Heike Makatsch kann wenig dafür, dass ihre Tatort-Folgen so blöd sind. Silke Burmester über die aktuelle, die geschickt mit den Vorurteilen gegenüber Paarungen zwischen älteren Frauen und jungen Männern spielt und sogar die Kommissarin reifen lässt

Duschen für Fortgeschrittene: Da hat Charlotte doch mal was, was Bibiana (Ulrike Krummbiegel) gern hätte. Einen feschen Mann im Haus. Bild: SWR/Peter Porst


Eigenartigerweise fällt nie der Name Heike Makatsch, wenn man über Schauspielerinnen 47+ spricht. Vielleicht, weil ihr noch immer so ein quietschiger, rotziger Widerstand anhaftet, wie er die Jugend kennzeichnet. Jedenfalls die gelungene.
Die Tatort-Folgen zu gucken, in denen sie Ellen Berlinger spielt, kann man sich in der Regel sparen. Die Drehbücher sind meist mau bis misslungen. Ihre Figur als „Frau gegen den Strich“ ist unsympathisch angelegt, darin unausgegoren und wohl von ihren Erschaffern ungeliebt. Dummerweise hat sie auch noch den schier um Antipathie ringenden Sebastian Blomberg an der Seite – „Wer will schon so zwei Ekelpakete sehen?“, fragt die Freundin.

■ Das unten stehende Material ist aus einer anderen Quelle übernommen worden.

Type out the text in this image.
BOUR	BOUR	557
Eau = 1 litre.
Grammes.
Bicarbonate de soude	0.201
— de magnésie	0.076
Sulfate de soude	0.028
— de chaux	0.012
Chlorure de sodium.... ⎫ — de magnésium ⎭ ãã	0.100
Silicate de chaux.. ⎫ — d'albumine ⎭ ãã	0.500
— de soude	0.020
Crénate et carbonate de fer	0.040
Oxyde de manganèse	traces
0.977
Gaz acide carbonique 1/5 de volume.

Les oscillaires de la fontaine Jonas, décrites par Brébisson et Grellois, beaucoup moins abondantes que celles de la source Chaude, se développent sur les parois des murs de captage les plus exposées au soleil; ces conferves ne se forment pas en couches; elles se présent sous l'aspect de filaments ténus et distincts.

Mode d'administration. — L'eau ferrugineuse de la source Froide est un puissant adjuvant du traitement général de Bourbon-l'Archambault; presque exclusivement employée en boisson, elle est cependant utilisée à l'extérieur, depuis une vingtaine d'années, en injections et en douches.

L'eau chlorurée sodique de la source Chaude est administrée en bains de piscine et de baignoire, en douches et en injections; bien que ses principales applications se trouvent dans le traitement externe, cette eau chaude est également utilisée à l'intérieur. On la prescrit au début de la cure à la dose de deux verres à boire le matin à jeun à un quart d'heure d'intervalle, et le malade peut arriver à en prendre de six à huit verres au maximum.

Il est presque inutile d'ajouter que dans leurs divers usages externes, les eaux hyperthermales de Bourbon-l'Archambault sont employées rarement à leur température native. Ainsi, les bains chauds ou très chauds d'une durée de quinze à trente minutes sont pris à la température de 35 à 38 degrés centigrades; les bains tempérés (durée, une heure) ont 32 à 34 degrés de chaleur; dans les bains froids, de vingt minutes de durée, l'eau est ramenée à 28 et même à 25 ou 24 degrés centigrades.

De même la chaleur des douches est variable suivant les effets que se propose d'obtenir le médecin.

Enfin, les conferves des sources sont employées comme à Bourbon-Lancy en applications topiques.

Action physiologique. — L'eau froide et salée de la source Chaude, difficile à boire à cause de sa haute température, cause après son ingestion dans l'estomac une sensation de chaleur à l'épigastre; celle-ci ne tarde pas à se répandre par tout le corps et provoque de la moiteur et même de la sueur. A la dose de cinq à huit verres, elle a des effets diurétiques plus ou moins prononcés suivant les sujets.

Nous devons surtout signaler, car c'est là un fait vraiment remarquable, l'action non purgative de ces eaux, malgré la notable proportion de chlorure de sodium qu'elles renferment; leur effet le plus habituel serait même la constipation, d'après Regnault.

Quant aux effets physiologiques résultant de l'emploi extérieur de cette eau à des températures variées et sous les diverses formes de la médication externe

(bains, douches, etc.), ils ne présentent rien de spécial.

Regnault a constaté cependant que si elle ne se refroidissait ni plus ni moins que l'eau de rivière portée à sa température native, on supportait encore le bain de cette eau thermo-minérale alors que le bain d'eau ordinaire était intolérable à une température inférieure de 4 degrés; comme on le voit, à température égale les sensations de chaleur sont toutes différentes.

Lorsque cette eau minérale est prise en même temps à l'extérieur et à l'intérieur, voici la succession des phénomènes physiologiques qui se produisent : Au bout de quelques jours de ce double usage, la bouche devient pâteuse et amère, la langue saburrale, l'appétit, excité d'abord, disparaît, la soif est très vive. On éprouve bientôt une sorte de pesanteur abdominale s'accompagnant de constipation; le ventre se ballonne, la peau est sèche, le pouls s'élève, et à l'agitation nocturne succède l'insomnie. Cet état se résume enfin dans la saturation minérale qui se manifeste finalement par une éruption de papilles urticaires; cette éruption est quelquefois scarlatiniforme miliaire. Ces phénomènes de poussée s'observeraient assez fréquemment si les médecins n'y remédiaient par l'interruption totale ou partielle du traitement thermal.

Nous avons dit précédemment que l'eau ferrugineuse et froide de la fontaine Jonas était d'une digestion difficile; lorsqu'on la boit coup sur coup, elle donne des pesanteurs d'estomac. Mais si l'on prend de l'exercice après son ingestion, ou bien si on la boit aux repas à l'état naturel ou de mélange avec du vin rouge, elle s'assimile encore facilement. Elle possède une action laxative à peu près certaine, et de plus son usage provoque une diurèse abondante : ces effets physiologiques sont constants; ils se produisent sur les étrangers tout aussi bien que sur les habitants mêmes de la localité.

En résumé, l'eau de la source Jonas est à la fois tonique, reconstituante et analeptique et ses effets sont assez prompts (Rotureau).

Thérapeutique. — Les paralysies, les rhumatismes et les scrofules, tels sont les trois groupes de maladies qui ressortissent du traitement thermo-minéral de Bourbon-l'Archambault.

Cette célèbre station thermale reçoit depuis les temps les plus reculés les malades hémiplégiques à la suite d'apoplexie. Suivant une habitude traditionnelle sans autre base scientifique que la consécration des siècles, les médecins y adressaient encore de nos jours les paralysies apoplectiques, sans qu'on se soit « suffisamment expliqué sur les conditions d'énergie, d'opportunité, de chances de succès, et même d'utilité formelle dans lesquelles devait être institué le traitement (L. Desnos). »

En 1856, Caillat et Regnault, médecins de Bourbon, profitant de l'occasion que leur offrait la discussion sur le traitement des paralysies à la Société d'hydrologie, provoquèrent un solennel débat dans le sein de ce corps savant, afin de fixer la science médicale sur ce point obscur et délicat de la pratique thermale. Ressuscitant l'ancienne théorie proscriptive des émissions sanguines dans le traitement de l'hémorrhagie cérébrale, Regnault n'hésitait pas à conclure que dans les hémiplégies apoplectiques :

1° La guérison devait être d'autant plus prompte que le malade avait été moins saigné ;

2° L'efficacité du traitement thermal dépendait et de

Die TV-Kommissarin löst Fälle Dank ihres Bauchgefühls

Nun aber will Ellen Berlinger den vermeintlichen Diabetes-Tod einer Millionärin aufklären – und das wird dann doch ganz interessant. Jedenfalls, wenn man aus der Perspektive schaut, wie Frauen 47+ – wenn überhaupt, haha! – im Fernsehen dargestellt werden. Welche Rolle innerhalb der Gesellschaft ihnen zugestanden wird, welche Handlungsspielräume. Welche Macht.
Die Kommissarin ist eine der wenigen Rollen für Frauen 47+ im Fernsehen, in denen Frauen ohne Ehemann an der Seite agieren können und wo sie sprechen, ohne dass es im Gespräch um Liebe, Ehe oder Kümmern geht. Die Kommissarin ist eine der raren Gattungen im deutschen Fernsehen, in der die Frau zupackend, durchsetzungsstark und mitunter aggressiv agieren kann. Und dennoch, so stellte neulich eine Schauspielerin im Gespräch fest, resultiert ihr Handeln oft aus einem Gefühl heraus. Nicht Erfahrung und Know-how lassen sie die Fälle lösen, sondern ihr „Gefühl“. Konkret, ihr „Bauchgefühl“.
Wie zum Hohn liefert die Folge „In seinen Augen“, die am kommenden Sonntag läuft, nicht nur den Beweis, sondern dies in so extradumm, dass es einer schlauen Frau wie Heike Makatsch nicht leichtgefallen sein dürfte, den Schwachsinnstext von Drehbuchautor Thomas Kirchner über die Lippen zu bringen, nachdem sie dem Haupttatverdächtigen in die Augen gesehen hat: „Ich habe es gesehen, es war Mord! Die Gewaltbereitschaft. Die Gerissenheit. Angst! Ich kann hinter diesen Moment der Erkenntnis nicht mehr zurück!“

Eine Erzählung über Bedürfnisse und den Spaß an Macht

Wir haben also eine dramaturgisch unausgereifte Hauptfigur, einen schwer erträglichen Nebendarsteller und die unprofessionellsten Worte der Kommissarinnengeschichte und trotzdem soll der Tatort „In seinen Augen“ interessant sein?
Ja, denn er erzählt die Geschichte zweier Frauen in ihren 60ern. Bibiana Dubinski ist eine kapriziöse, lebenshungrige und auch sexuell sehr selbstbewusste Millionärin, ihr steht Charlotte Mühlen gegenüber, eine eher zurückhaltende, bescheidene und auch weniger eitle Frau. Ihre Freundschaft lebt von der jeweiligen Andersartigkeit des Gegenübers und davon in der anderen zu finden, was einem selbst fehlt.
Als Charlottes Hund stirbt, lernt sie Hannes kennen, der beim Tierbestatter arbeitet. Hannes ist Anfang 30, ein Mann mit rauer Vergangenheit und Geheimnissen. Aufbrausend und zupackend. Und dabei extrem schmuck. Die beiden werden ein Paar. Als Bibiana tot aufgefunden wird und Ellen Berlinger hinter die Erkenntnis nicht mehr zurückkann, dass der Insulinschock kein Unfall gewesen sein kann, wird Hannes schnell der Hauptverdächtige.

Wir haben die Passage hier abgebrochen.